Image attribution

Verify translations

Da Arjan Molenaar (2022-01-18)

For desktop applications and websites it’s good practice to allow users to use them in their native language. For Open Source applications everyone can contribute with translations for your project.

After a release we found out, by a user, that Gaphor would not start, but only if it was used with a particular language. One of the translations had an error. “An error?”, I hear you ask, “How is that possible?”

First some background.

A common tool for translations is Gettext. Translations are maintained in .po files, portable object files. Those files typically contain the original text and a translation.

msgid "I’m a message"
msgstr "Ik ben een bericht"

The msgid contains the original text.
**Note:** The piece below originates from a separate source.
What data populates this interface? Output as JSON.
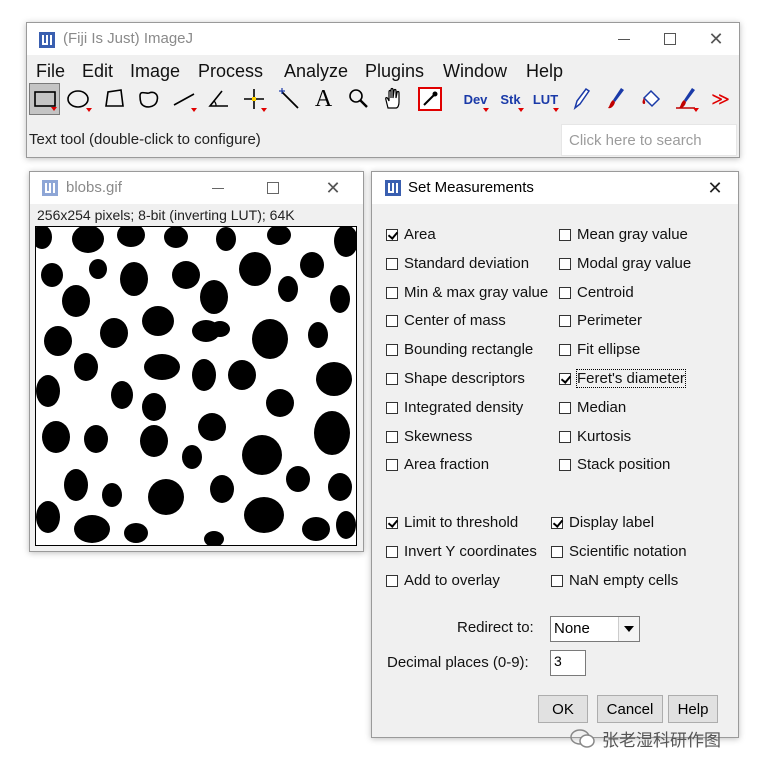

For most applications that’s the text in American English. The msgstr contains the translated text. If msgstr contains no translation (it’s an empty string ""), the original text is used.
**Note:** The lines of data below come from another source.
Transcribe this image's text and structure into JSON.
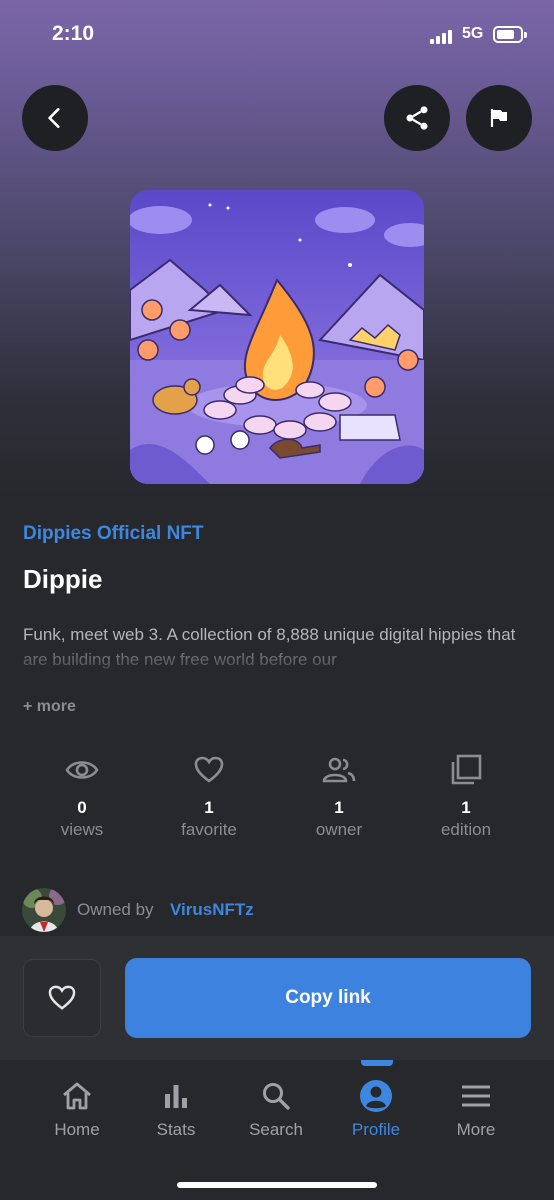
{
  "status_bar": {
    "time": "2:10",
    "network": "5G"
  },
  "nft": {
    "collection": "Dippies Official NFT",
    "title": "Dippie",
    "description": "Funk, meet web 3. A collection of 8,888 unique digital hippies that are building the new free world before our",
    "more_label": "+ more"
  },
  "stats": [
    {
      "icon": "eye-icon",
      "value": "0",
      "label": "views"
    },
    {
      "icon": "heart-icon",
      "value": "1",
      "label": "favorite"
    },
    {
      "icon": "people-icon",
      "value": "1",
      "label": "owner"
    },
    {
      "icon": "copies-icon",
      "value": "1",
      "label": "edition"
    }
  ],
  "owner": {
    "prefix": "Owned by",
    "name": "VirusNFTz"
  },
  "actions": {
    "copy_link_label": "Copy link"
  },
  "tabs": [
    {
      "label": "Home",
      "icon": "home-icon",
      "active": false
    },
    {
      "label": "Stats",
      "icon": "bar-chart-icon",
      "active": false
    },
    {
      "label": "Search",
      "icon": "search-icon",
      "active": false
    },
    {
      "label": "Profile",
      "icon": "profile-icon",
      "active": true
    },
    {
      "label": "More",
      "icon": "menu-icon",
      "active": false
    }
  ],
  "colors": {
    "accent": "#3e87e0",
    "button": "#3e82e0",
    "background": "#26282c"
  }
}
Translated text is not only just text. Sometimes this text contains placeholders that have to be filled in by the application. Think of things like version numbers, or a file name. We learned the hard way that an error is easily made.

The way placeholders are formatted depends on the language. In C, texts contain %-mark expressions (I counted %d items). Javascript uses a different format: I counted ${count} items1. In Python the C-style can be used (old style) as well as curly-bracket placeholders with the str.format() method: I counted {count} items.

Now assume the text I counted {count} items has to be translated. The term count is case-sensitive. For example, a slight error in the Dutch translation could cause an unintended error in the application: Ik telde {Count} items (with capital C).

To avoid errors we created a small script, utilizing Babel. Babel is a Python based internationalization library. Using babel, we read the translations from a .po file and check if all placeholders from the original text ({count}) are in the translated text. A simple check that ensures placeholders in translated text can always be filled in. This script can also check for other conventions you want to uphold in your translatable text. For example, you may not want to use empty placeholders {} or explicitly check for %-based placeholders. In our case we also check for HTML entities (e.g. <).

Adding these tests will help us ensure that a future mistake in a translation file that could prevent Gaphor from launching, will be caught automatically.

Notes

  1. This is actually a template string in Javascript. It takes some extra effort to make those translatable.